We’ve all fallen victim to unsollicited emails, phone calls and mail even though we were sure we ticked (or unticked) the right boxes. But there is hope. POPI (South Africa’s Protection of Personal Information Act) will come into effect in the next two years, meaning digital marketers and the brands they work with need to start preparing now to deal with the changes.

Current South African law stipulates you can contact whoever you want through digital channels, such as email or SMS, until they tell you to stop. However, POPI will turn this on its head by changing the digital marketing model from an opt-out form of consent to an opt-in one.

This is not necessarily a bad thing for brands because they’ll likely end up with smaller contact lists, but of higher quality, because consumers have chosen to invest in them and have a vested interest. But if you are in the business of buying and selling leads, POPI may be more troublesome, as you will effectively need double consent from consumers: To sell their info and to provide it to a third party who would then contact them.

Start preparing now

While POPI is still roughly two years away from full implementation, digital marketers and brands can still make moves now to ensure they are prepared for the transition.

  • Do some investigative research and ensure you know where your contact data came from.
  • Implement a strategy to clean the data (i.e. get consent from those on the list to be included).
  • Ensure that an unsubscribe option is present in all your direct marketing material.

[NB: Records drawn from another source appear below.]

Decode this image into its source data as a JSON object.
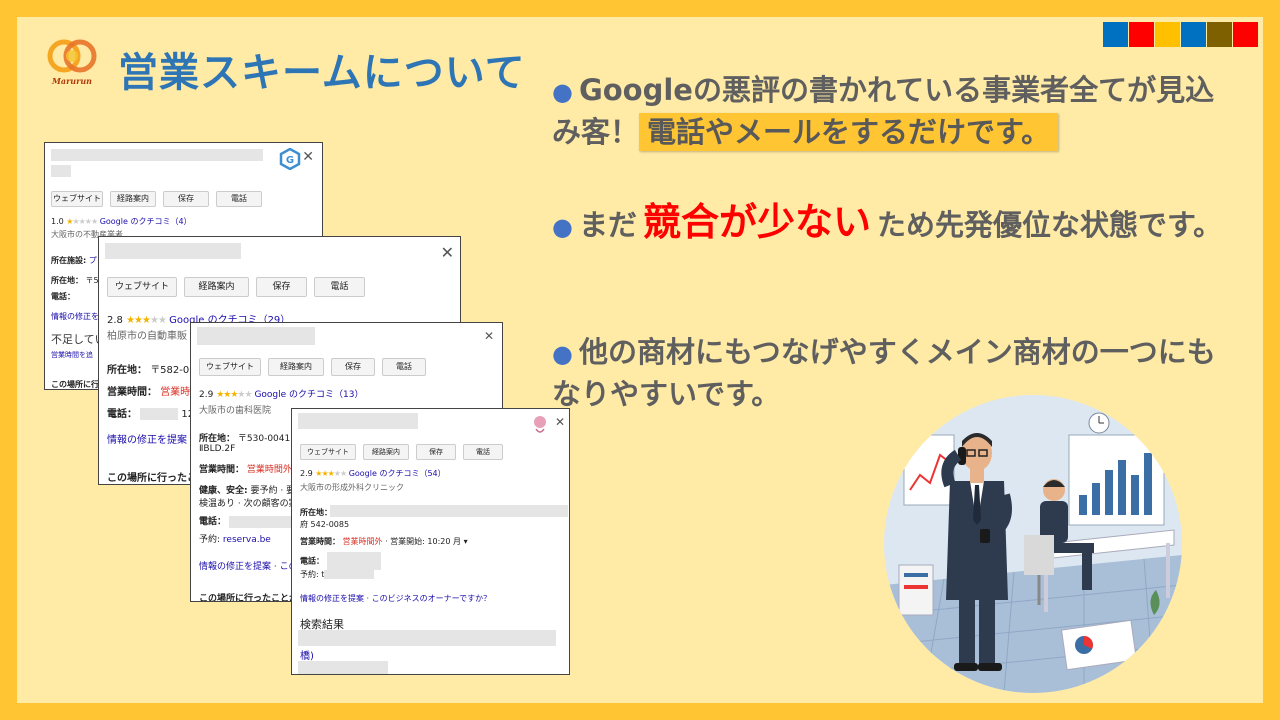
{
  "slide": {
    "title": "営業スキームについて",
    "logo_text": "Marurun",
    "corner_colors": [
      "#0070C0",
      "#FF0000",
      "#FFC000",
      "#0070C0",
      "#7F6000",
      "#FF0000"
    ]
  },
  "bullets": [
    {
      "pre": "Googleの悪評の書かれている事業者全てが見込み客！",
      "highlight": "電話やメールをするだけです。"
    },
    {
      "pre": "まだ",
      "emphasis": "競合が少ない",
      "post": "ため先発優位な状態です。"
    },
    {
      "pre": "他の商材にもつなげやすくメイン商材の一つにもなりやすいです。"
    }
  ],
  "card_buttons": [
    "ウェブサイト",
    "経路案内",
    "保存",
    "電話"
  ],
  "cards": [
    {
      "rating": "1.0",
      "review_link": "Google のクチコミ（4）",
      "category": "大阪市の不動産業者",
      "facility_label": "所在施設:",
      "facility_value": "プ",
      "address_label": "所在地：",
      "address_value": "〒53",
      "phone_label": "電話：",
      "suggest_link": "情報の修正を",
      "lacking": "不足してい",
      "hours_link": "営業時間を追",
      "visited": "この場所に行っ"
    },
    {
      "rating": "2.8",
      "review_link": "Google のクチコミ（29）",
      "category": "柏原市の自動車販",
      "address_label": "所在地：",
      "address_value": "〒582-00",
      "hours_label": "営業時間：",
      "hours_value": "営業時",
      "phone_label": "電話：",
      "phone_value": "12",
      "suggest_link": "情報の修正を提案",
      "visited": "この場所に行ったこ"
    },
    {
      "rating": "2.9",
      "review_link": "Google のクチコミ（13）",
      "category": "大阪市の歯科医院",
      "address_label": "所在地：",
      "address_value": "〒530-0041 大",
      "address_line2": "ⅡBLD.2F",
      "hours_label": "営業時間：",
      "hours_value": "営業時間外",
      "health_label": "健康、安全:",
      "health_value": "要予約 · 要",
      "health_line2": "検温あり · 次の顧客の案",
      "phone_label": "電話：",
      "reserve_label": "予約:",
      "reserve_value": "reserva.be",
      "suggest_link": "情報の修正を提案 · この",
      "visited": "この場所に行ったことが"
    },
    {
      "rating": "2.9",
      "review_link": "Google のクチコミ（54）",
      "category": "大阪市の形成外科クリニック",
      "address_label": "所在地：",
      "address_value": "府 542-0085",
      "hours_label": "営業時間：",
      "hours_closed": "営業時間外",
      "hours_open": "· 営業開始: 10:20 月",
      "phone_label": "電話：",
      "reserve_label": "予約:",
      "reserve_value": "t",
      "suggest_link": "情報の修正を提案 · このビジネスのオーナーですか？",
      "search_results": "検索結果",
      "search_frag": "橋)"
    }
  ]
}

Two important notes for brands: Firstly, customer consent must be voluntary, specific and informed, and if their saying ‘no’ means they don’t have access to a service, then that becomes extortion. Secondly, you need to get consent from your current contact lists, unless you told them they would be marketed to and there is always an unsubscribe option available. Also crucial to note is there’s a big difference between unsolicited digital marketing and your consumers signing up for your newsletter. They have already given their consent for the latter.

The POPI Act provides eight information protection principles to govern the processing of personal information.

People often provide information for one reason and do not realise that it may be used for other purposes as well. Therefore POPIA prescribes eight specific principles for the lawful processing and use of personal information. In a nutshell, the POPIA principles are:

  • The processing of information is limited which means that personal information must be obtained in a lawfully and fair manner.
  • The information can only be used for the specified purpose it was originally obtained for.
  • The POPI Act limits the further processing of personal information. If the processing takes place for purposes beyond the original scope that was agreed to by the data subject, the processing is prohibited.
  • The person who processes the information must ensure the quality of the information by taking reasonable steps to ensure that the information is complete, not misleading, up to date and accurate.
  • The person processing the personal information should have a degree of openness. The data subject and the Information Regulator must be notified that data is being processed.
  • The person processing data must ensure that the proper security safeguards and measures to safeguard against loss, damage, destruction and unauthorised or unlawful access or processing of the information, has been put in place.
  • The data subject must be able to participate. The data subject must be able to access the personal information that a responsible party has on them and must be able to correct the information.
  • The person processing the data is accountable to ensure that the measures that give effect to these principles are complied with when processing personal information.

So, whether one has totally embraced POPI or not – or truly understands the legal responsibilities it enforces upon businesses and organisations, there is no denying it has altered the scope of data protection, management and governance in South Africa.